その中身は、見た事のない透き通ったキレイな赤紫色だ。僕が眺めているのにつられてか、メフィストもリリアーナちゃんもそのカップの中を覗き込む仕草をしている。
「あぁ、それはこの温室で育ててる薬草だよ。収穫時期は過ぎてしまったけどね、乾燥させて薬草茶として飲んでるんだ。シソと言って、赤紫の葉と緑の葉があるんだよ。今日のは赤紫だ」
「しそ……、ですか?」
「えぇ。香りも良くてね、私は寝る前にも頂いてるの。最近は夜も冷えるでしょう? 体がポカポカしてよく眠れるのよ」
「そうなんですか……!」
“シソ”という懐かしい言葉を聞いて、思わず嬉しくなってしまう。
「味のクセは無いと思うの。良ければ頂いてみて?」
「はい! いただきます!」
「ふふ、どうぞ」
そっとカップを手に取り、その香りを嗅いでみる。微かに懐かしいスッキリとした香りが漂う。そしてゆっくりと一口。
「……ん! これ、僕も好きな味です!」
紅茶は苦手だけど、これなら僕も無理なくスッと飲める! 口当たりも良いし、味も美味しい! これなら食事の時も一緒に飲めそうだ。
「あら、本当? 嬉しいわ!」
「薬草茶を好きだなんて、変わった子だなぁ……」
「え? あんまり飲まれないんですか?」
そんな僕の様子が可笑しかったのか、リディアさんはクスクスと笑い、ヒュバートさんは珍しいものを見た様に腕を組み、僕を繁々と眺めている。
「皆、紅茶の方が好きなのよ。薬草茶は年寄りみたいで嫌なんですって」
「えぇ~? 美味しいのに……。でも紅茶も薬草と同じじゃないんですか?」
「紅茶は店でも出されてるが、薬草茶は薬屋で扱ってるからかも知れないな」
「へぇ……! そうだったんだ……」
という事は、このシソは薬屋で手に入るって事か……! アドレイムに行ったらチョコと一緒にこのシソも置いてるかあのお婆さんに訊いてみよう! 他にも僕の飲めるお茶があるかも知れないし!
そんな事を考えていると、温室の入り口付近から賑やかな声が響いてくる。
ウェンディちゃんは嬉しそうにそちらに飛んでいき、ノアたちもそれについて行ってしまった。
すると……、
「あれっ? ユイトさん!」
「あっ! おにぃちゃんです! めふぃくんも!」
「にぃに~! めふぃく~ん! おはな、みにきたの~?」
ライアン殿下と共に、ハルトとユウマもこちらに向かって嬉しそうに駆けて来る。その後ろにはフレッドさんとサイラスさんも一緒だ。

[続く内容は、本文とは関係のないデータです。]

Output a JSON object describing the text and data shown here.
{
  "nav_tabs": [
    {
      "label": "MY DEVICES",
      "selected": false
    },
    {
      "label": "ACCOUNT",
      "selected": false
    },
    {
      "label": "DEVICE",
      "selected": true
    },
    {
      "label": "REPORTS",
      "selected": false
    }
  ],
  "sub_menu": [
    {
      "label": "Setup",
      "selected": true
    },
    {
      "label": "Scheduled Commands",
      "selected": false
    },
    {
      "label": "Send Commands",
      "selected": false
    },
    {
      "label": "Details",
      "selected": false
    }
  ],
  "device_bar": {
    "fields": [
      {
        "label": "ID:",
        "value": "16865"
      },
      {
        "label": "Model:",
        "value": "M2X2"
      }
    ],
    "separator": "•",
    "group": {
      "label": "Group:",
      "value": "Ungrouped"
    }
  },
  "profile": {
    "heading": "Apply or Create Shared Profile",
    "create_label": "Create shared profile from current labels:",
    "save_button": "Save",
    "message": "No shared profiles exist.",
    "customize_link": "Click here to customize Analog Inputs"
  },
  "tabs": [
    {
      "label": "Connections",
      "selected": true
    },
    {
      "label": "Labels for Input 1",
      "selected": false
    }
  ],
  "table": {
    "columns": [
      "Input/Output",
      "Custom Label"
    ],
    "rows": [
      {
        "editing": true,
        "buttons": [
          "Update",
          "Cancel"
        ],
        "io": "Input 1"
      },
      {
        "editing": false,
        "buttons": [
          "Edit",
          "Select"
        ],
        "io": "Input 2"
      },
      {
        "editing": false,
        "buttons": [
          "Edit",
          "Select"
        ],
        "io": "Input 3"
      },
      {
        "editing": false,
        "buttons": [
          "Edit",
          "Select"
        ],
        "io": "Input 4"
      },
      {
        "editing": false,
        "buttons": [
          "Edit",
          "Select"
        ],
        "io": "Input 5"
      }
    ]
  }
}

そして僕たちの傍に着くと、ハルトとユウマはメフィストに優しく声を掛けている。ライアン殿下はお婆さんたちの方へ歩み寄り、目をパチパチと瞬かせて驚いていた。
「お祖母様、早速ユイトさんとご一緒にお茶ですか?」
「えぇ、可愛らしいお友達が出来たのよ」
「いいですね! 私もご一緒したかったです!」
ね! とハルトとユウマに話し掛けるライアン殿下。二人も楽しそうに頷いている。
……それよりも、とても気になる言葉を聞いた気がするんだけど……。
「ら、ライアン殿下……? あの、お祖母様って……?」
お祖母様って、あのお祖母様……?
「え? あ、こちらは私の祖母であるリディア・ウォードです! お祖母様、ちゃんとユイトさんに言いました?」
「あら……。ちゃんと名前は言いましたよ?」
あらまぁ、とどこかおっとりしているこの女性。
まさか、あの……?
「こ、皇太后様……、ですか?」
「えぇ、そうとも呼ばれていますね」
ふふ、と笑いながらティーカップを手に取るお婆さ……、いや、皇太后様。
「ん~……。でも、隠居した身だから、名前で呼んでもらえると嬉しいわ?」
ね? ユイトさん!
そう言って、リディアさんは悪戯っ子の様に、楽しそうに微笑んだ。